E se è per questo, pensate alla follia di un’infinità di cucine e stanze da bagno tutte identiche, ma riprodotte in quantità, contro le più efficienti strutture rese possibili dalla cultura delle Città (mense e sale-doccia).

Poco a poco i villaggi, i paesi e le "metropoli" della Terra morirono e vennero inghiottiti dalle Città, e l’antico timore di una guerra nucleare non fece che rallentare di poco questa tendenza. Con l’invenzione dello scudo di forza, del resto, la tendenza si trasformò in vera e propria corsa.
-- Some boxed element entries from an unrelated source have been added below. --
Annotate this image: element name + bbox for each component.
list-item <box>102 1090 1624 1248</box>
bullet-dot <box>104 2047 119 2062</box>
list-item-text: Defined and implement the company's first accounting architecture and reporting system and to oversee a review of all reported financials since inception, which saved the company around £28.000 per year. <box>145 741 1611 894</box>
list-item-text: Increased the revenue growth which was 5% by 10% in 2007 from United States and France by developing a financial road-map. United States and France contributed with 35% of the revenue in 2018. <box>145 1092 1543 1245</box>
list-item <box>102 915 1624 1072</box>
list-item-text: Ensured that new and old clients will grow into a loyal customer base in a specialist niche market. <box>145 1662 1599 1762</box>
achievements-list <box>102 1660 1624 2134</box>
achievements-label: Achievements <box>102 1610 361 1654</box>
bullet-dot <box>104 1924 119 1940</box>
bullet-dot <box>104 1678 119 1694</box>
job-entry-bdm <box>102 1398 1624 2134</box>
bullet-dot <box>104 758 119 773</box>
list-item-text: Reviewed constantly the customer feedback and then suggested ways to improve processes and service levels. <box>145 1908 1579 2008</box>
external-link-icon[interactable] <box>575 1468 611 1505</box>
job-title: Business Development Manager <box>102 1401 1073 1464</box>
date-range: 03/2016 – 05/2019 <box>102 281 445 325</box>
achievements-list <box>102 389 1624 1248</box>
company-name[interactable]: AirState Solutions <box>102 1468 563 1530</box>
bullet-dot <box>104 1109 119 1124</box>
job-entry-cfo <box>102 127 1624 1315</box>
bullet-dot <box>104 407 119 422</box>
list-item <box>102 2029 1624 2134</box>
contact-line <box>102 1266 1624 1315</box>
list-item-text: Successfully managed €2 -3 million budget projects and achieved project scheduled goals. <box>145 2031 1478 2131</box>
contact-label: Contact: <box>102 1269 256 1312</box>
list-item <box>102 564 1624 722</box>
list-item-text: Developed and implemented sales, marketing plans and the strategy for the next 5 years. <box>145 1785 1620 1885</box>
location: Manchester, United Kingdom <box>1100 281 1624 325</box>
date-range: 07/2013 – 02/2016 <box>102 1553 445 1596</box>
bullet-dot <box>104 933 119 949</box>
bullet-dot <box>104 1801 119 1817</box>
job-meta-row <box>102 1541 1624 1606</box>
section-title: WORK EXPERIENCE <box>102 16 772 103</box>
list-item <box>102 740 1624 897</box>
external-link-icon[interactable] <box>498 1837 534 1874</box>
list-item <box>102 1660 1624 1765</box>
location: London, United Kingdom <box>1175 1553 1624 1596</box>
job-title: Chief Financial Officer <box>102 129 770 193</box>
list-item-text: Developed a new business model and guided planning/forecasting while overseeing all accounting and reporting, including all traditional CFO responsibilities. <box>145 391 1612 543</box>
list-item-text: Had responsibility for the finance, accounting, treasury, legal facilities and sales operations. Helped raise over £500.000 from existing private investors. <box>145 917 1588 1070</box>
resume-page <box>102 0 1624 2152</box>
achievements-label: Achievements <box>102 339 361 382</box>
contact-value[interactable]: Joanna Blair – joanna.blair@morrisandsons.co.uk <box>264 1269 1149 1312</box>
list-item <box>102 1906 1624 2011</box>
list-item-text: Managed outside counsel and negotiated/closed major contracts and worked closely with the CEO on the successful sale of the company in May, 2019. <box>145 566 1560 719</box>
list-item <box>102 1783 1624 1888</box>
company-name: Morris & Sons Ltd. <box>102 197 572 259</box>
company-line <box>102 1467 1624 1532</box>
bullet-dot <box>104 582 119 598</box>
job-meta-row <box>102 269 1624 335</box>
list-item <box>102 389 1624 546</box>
La cultura delle Città permetteva una distribuzione ottimale del cibo, con l’utilizzazione su scala sempre più vasta dei lieviti e delle colture idroponiche. New York City si estendeva su oltre tremila chilometri quadrati di superficie, e l’ultimo censimento rivelava che la popolazione era abbondantemente superiore ai venti milioni. Sulla Terra c’erano circa ottocento Città, la cui popolazione media si aggirava sui dieci milioni.

Ogni Città divenne un complesso autonomo, quasi autosufficiente dal punto di vista economico. Costruiva da sé il suo "tetto", le sue recinzioni e i suoi livelli, sotterranei; divenne una caverna d’acciaio, un’enorme, protetta caverna di cemento e acciaio.

La costruzione procedeva scientificamente.